Si mi voz es solo boceto, si no logro pronunciar sin
aspavientos tres erres continuadas (¡Estás escuchando Radio Romerales de la
Riba!), si mi acento no lo entiende ni Artur Mas o si hablo tan deprisa que
leyendo una noticia pareciera que la estoy creando sobre la marcha yo mismo,
entonces, entonces, habría de pensar en trabajar en la televisión, que en estos
tiempos ya te contratan como si hubieras hecho una oposición, sin mayores
exigencias.
Coñas
aparte, podemos aparcar el debate sobre la formación universitaria en
periodismo: a fin de cuentas se trata de que sepamos algo de algo.
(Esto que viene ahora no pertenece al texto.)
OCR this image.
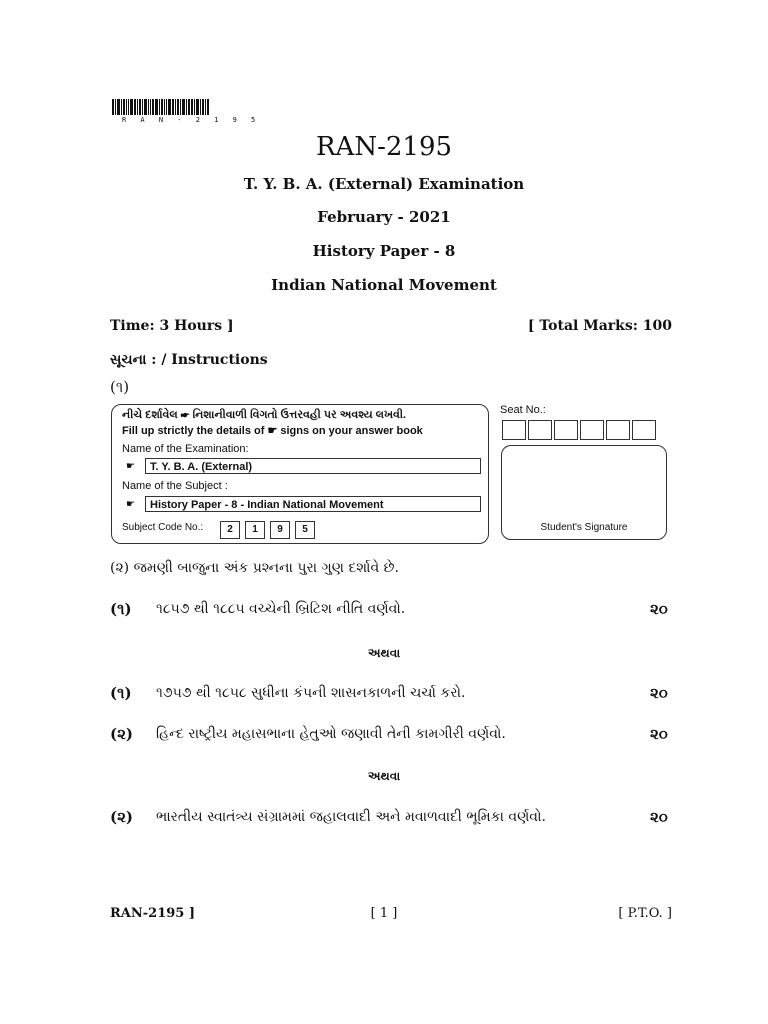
R A N - 2 1 9 5
RAN-2195
T. Y. B. A. (External) Examination
February - 2021
History Paper - 8
Indian National Movement
Time: 3 Hours ]	[ Total Marks: 100
સૂચના : / Instructions
(૧)
નીચે દર્શાવેલ ☛ નિશાનીવાળી વિગતો ઉત્તરવહી પર અવશ્ય લખવી.
Fill up strictly the details of ☛ signs on your answer book
Name of the Examination:
☛	T. Y. B. A. (External)
Name of the Subject :
☛	History Paper - 8 - Indian National Movement
Subject Code No.:	2	1	9	5
Seat No.:
Student's Signature
(૨) જમણી બાજુના અંક પ્રશ્નના પુરા ગુણ દર્શાવે છે.
(૧) ૧૮૫૭ થી ૧૮૮૫ વચ્ચેની બ્રિટિશ નીતિ વર્ણવો.	૨૦
અથવા
(૧) ૧૭૫૭ થી ૧૮૫૮ સુધીના કંપની શાસનકાળની ચર્ચા કરો.	૨૦
(૨) હિન્દ રાષ્ટ્રીય મહાસભાના હેતુઓ જણાવી તેની કામગીરી વર્ણવો.	૨૦
અથવા
(૨) ભારતીય સ્વાતંત્ર્ય સંગ્રામમાં જહાલવાદી અને મવાળવાદી ભૂમિકા વર્ણવો.	૨૦
RAN-2195 ]	[ 1 ]	[ P.T.O. ]
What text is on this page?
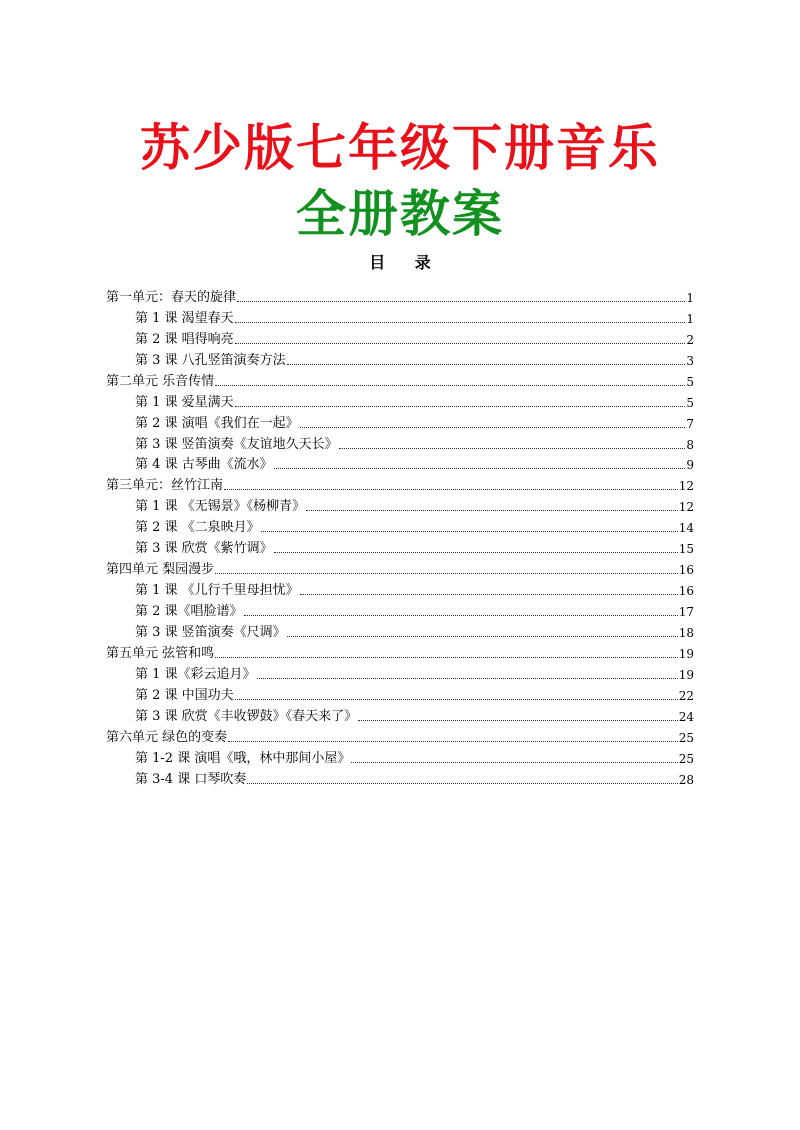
苏少版七年级下册音乐
全册教案
目 录
第一单元：春天的旋律	1
第 1 课 渴望春天	1
第 2 课 唱得响亮	2
第 3 课 八孔竖笛演奏方法	3
第二单元 乐音传情	5
第 1 课 爱星满天	5
第 2 课 演唱《我们在一起》	7
第 3 课 竖笛演奏《友谊地久天长》	8
第 4 课 古琴曲《流水》	9
第三单元：丝竹江南	12
第 1 课 《无锡景》《杨柳青》	12
第 2 课 《二泉映月》	14
第 3 课 欣赏《紫竹调》	15
第四单元 梨园漫步	16
第 1 课 《儿行千里母担忧》	16
第 2 课《唱脸谱》	17
第 3 课 竖笛演奏《尺调》	18
第五单元 弦管和鸣	19
第 1 课《彩云追月》	19
第 2 课 中国功夫	22
第 3 课 欣赏《丰收锣鼓》《春天来了》	24
第六单元 绿色的变奏	25
第 1-2 课 演唱《哦，林中那间小屋》	25
第 3-4 课 口琴吹奏	28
Pero creo
más que razonable que tal cosa no sea imprescindible para el ejercicio del
periodismo de radio en tanto que este precisa de esa “habilidad natural” que no
a todos nos es dada, mientras que nuestra formación es cosa posible de
arreglar.
Una “habilidad natural” que es innata, personal e intransferible,
como que te quiera la cámara, como que se te lleven los demonios cada vez que
aprecias una falta de ortografía en un anuncio publicitario o en un subtítulo
en un telediario.
En segundo
lugar, al hilo de, la construcción gramatical: vigencia plena, debiera. Las
mañanas de los viernes nos divertimos en la Ser oyendo los trabalenguas
radiofónicos, desde la del redactor de Radio Huelva hasta la del propio
Francino: nadie escapa. Sigamos trabajando en ello.
Tercer y
último aspecto reseñado en 1965: Saber de qué se habla, eso que nuestras mamás
nos reprochaban siendo niños, más tarde nuestras novias/os, y aún después
nuestros hijas/os: “No sabes de lo que hablas”. Todavía no he encontrado en una
facultad donde se estudie Periodismo una asignatura llamada “Aprendizaje para
saber de lo que se habla”, a mi modo de ver, de nueve créditos y válida también
para estudiantes de Políticas o de Derecho.
Por ir
acabando. Me quedo con lo que subraya el radiofonista (y orgullosamente no
licenciado ni graduado) Iván Tenorio, autor de “La nueva radio”: “Las reglas
están para romperlas”, pero recuerda: “Con el fin de no repetir errores del
pasado, el buen comunicador en radio debería conocer las reglas ya
establecidas, fruto de la experiencia acumulada”. De no ser así, nunca dejaré
de llorar por la desaparición del Revox.

Las reglas están para romperlas, pero aquí vamos todos como borregos por el camino que otros nos marcan. Estoy totalmente de acuerdo con lo que dices y ejemplos de inútiles delante del micrófono los tenemos a diario en todas las emisoras. Vuelvo a reiterarte la enhorabuena por este blog, que ya tiene nombre; por su contenido, por su diseño y por todo lo que nos cuenta un estupendo profesional. Dos 'peros' a tu blog: en una magnífica entrada (En busca del sentido de la vida) casi me dejo los ojos...y dos, deberías actualizarlo de forma más continuada, es decir, que no pasen tres semanas desde la anterior entrada.